Let the above graph represent websites as nodes and outgoing links as directed eges. First, we create an adjacency matrix.

\[ {\bf A} = \begin{bmatrix} 0 & 0 & 0 & 1 & 0 & 1 \\ 1 & 0 & 0 & 0 & 0 & 0 \\ 0 & 1 & 0 & 0 & 0 & 0 \\ 0 & 1 & 1 & 0 & 0 & 0 \\ 0 & 0 & 1 & 0 & 0 & 0 \\ 1 & 0 & 1 & 0 & 1 & 0 \\ \end{bmatrix} \]

Next, we take the accumulated weight (influence) going into a given page, and redistribute it evenly across each outgoing link. This is a Markov matrix. As before, we can perform repeated iteration on a random state vector until steady-state in order to find what page the user will most likely end up at.

\[ {\bf A} = \begin{bmatrix} 0 & 0 & 0 & 1.0 & 0 & 1.0 \\ 0.5 & 0 & 0 & 0 & 0 & 0 \\ 0 & 0.5 & 0 & 0 & 0 & 0 \\ 0 & 0.5 & 0.33 & 0 & 0 & 0 \\ 0 & 0 & 0.33 & 0 & 0 & 0 \\ 0.5 & 0 & 0.33 & 0 & 1.0 & 0 \\ \end{bmatrix} \]

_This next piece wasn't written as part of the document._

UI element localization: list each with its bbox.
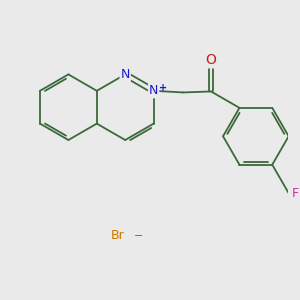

Sites therefore become "important" if they're linked to by other "important" sites. The intuition roughly follows that if a site \(s\) is linked within another site that is rarely embedded, then the rank of site \(s\) will not increase much. Conversely, if site \(s\) is linked within more popular sites, its rank will increase.

Naive Page Rank: Shortcomings

A weakpoint of this naive implementation of Page Rank is that a unique solution is not guaranteed. Brin-Page (1990s) proposed:

"PageRank can be thought of as a model of user behavior We assume there is a random surfer who is given a web page at random and keeps clicking on links, never hitting "back", but eventually gets bored and starts on another random page."

\[{\bf{M}} = d{\bf{A}} + \frac{1-d}{n}\bf{1} \]

We introduce a constant, or damping factor, \(d\) in order to model the random jump. Let \(n\) be the number of nodes in the graph. Here, a surfer clicks on a link on the current page with probability \(d\) and opens a random page with probability \(1-d\). This model makes all entries of M greater than zero, and guarantees a unique solution.

Review Questions

Given an undirected or directed graph (weighted or unweighted), determine the adjacency matrix for the graph.
What is a transition matrix? Given a graph representing the transitions or a description of the problem, determine the transition matrix.